コンサルタントは、クライアントも、テーマも、一緒に働く社外のパートナーも自分で選べます。それら三つの次元で自由度が高いところが魅力であり、居心地が良い部分です。クライアントにとっての価値を最大化しようとすれば、社内で足りないリソースを外から調達するのは当たり前です。ですから私も社外に、信頼できて、高い能力を持ち、一緒に仕事をして楽しいと思えるパートナーと多く関係を築いてきました。先ほどご紹介した「NEXTOKYO」が良い例ですが、A.T. カーニーのプロジェクトで、NEXTOKYOのメンバーたちにパートナーとして協力してもらうこともあります。

若手コンサルタントであっても、ディレクションの仕方次第で、自分の取り組むテーマやクライアントを選ぶことは可能です。だいたい3年位で自分のやりたいテーマがはっきりしてくることが多いです。もちろん、早くから専門性を磨くことが必ずしもいいとは限りません。5年位、来たボールをなんでも打ち返していた人が、7、8年経ってものすごく間口が広く、高い能力を持ったコンサルタントになるというケースもありますので、どちらもありだと思います。

私がコンサルタントとして大成するために必要だと考える最初の条件は、あり余る好奇心、あるいは顧客に対する強烈なサービス精神を持っていることです。サービス精神というと軽く聞こえるかもしれませんが、単に顧客企業の言うことを聞いて行動する、という意味ではなく、真に顧客にためになることであれば、彼らが望まないことでも体を張って主張し、行動できるか、という姿勢です。

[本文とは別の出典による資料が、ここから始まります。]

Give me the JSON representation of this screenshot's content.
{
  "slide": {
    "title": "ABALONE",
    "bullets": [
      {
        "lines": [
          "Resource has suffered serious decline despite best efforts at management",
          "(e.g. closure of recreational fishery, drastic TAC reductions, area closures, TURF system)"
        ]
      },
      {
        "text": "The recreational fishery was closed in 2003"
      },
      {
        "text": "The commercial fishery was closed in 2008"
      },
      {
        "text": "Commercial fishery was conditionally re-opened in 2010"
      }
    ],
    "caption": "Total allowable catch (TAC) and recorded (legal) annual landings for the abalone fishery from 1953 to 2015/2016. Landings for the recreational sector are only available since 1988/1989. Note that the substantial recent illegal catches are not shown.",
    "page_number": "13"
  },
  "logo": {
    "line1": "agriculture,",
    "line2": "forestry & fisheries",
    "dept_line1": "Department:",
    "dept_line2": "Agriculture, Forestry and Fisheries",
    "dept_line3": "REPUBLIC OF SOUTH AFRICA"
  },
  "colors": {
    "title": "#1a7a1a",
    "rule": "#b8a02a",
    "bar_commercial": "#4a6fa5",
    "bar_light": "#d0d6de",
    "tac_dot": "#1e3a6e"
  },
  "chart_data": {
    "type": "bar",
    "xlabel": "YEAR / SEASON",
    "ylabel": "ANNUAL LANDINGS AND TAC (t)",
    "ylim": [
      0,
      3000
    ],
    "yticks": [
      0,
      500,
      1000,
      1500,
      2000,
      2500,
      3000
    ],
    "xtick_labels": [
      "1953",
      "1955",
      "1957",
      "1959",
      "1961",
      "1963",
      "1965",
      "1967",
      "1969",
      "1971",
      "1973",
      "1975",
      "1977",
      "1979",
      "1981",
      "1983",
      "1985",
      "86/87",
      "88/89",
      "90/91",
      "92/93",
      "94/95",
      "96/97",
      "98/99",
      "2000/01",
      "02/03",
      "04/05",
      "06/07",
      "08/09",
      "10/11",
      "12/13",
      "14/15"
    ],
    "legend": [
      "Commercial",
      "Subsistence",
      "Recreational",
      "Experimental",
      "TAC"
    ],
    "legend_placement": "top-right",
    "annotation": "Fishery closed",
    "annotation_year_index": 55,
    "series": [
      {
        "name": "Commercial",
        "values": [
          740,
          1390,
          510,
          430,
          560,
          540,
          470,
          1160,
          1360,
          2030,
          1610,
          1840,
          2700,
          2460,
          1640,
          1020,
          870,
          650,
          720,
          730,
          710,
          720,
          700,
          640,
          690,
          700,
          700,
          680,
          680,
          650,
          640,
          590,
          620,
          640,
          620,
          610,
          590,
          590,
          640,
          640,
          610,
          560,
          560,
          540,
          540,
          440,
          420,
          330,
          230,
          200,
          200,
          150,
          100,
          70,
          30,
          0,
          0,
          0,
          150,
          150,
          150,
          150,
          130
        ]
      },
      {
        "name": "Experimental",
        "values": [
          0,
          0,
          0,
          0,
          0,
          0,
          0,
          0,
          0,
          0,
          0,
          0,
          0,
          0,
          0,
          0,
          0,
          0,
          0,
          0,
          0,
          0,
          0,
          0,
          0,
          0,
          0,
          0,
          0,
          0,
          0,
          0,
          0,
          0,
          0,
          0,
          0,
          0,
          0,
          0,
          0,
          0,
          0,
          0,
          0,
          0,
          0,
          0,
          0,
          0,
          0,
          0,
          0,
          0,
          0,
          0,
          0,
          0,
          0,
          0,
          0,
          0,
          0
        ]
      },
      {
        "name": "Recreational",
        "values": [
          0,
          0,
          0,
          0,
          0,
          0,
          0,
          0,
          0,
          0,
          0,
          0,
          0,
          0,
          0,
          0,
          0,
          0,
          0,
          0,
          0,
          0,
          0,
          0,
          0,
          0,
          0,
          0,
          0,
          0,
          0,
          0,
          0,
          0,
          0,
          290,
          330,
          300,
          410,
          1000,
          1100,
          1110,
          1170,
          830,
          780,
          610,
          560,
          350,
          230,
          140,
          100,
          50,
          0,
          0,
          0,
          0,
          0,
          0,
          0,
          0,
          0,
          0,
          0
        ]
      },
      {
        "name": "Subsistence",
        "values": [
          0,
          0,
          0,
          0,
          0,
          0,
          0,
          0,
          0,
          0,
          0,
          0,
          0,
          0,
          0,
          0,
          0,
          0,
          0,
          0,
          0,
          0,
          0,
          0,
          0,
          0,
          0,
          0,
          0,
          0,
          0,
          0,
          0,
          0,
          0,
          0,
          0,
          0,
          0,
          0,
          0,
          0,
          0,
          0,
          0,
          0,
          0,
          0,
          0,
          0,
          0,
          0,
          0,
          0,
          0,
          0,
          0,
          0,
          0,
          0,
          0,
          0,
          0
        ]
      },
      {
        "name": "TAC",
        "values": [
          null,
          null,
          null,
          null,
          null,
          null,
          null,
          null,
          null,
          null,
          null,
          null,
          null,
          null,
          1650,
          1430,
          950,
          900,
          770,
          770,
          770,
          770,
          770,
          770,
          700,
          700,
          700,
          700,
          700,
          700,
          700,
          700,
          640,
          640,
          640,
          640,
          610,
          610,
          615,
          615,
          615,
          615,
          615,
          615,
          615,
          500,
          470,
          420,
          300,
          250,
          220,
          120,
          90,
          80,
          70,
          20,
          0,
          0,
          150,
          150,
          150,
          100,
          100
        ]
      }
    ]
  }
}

もう一つの条件として、未だかつてないくらいの「知の修行」が必要となります。私たちのように市場の中で最も高いフィーで勝負しようと思ったら、当然、相応の深さが求められます。その深さは、先ほどの好奇心あるいはサービス精神と、知の修行の積み重ねによるものです。コンサルタントを目指すのであれば、その覚悟は持っていてもらいたいですし、それでもやりたいと思う人に入ってもらいたいですね。これは訓練で身につく部分と資質の部分がありますから、インターンシップを経験すれば、自分がコンサルタントに向いているかどうかがわかるでしょう。ファームはそれぞれ強みや特徴が異なります。企業サイト等の情報だけではわかりにくい部分も多いので、ぜひインターンシップを経験したり、社員と会って話したりして、それぞれのカラーを知ってもらいたいですね。

A.T. カーニー株式会社

Interviewee

梅澤 高明 氏

A.T. カーニー株式会社

日本法人会長/パートナー

東京大学法学部卒、MIT経営学修士。日・米で20年以上にわたり企業を支援。得意分野は戦略・イノベーション・都市開発。
クールジャパン、知財戦略・デザイン経営、インバウンド観光などのテーマで政府委員会の委員を務める。一橋ICS(大学院国際企業戦略専攻)特任教授、テレビ東京「ワールドビジネスサテライト」コメンテーター。
CIC(Cambridge Innovation Center)Japan会長を兼務し、国内最大の都心型スタートアップキャンパス「CIC Tokyo」の2020年夏開設に向けて準備中。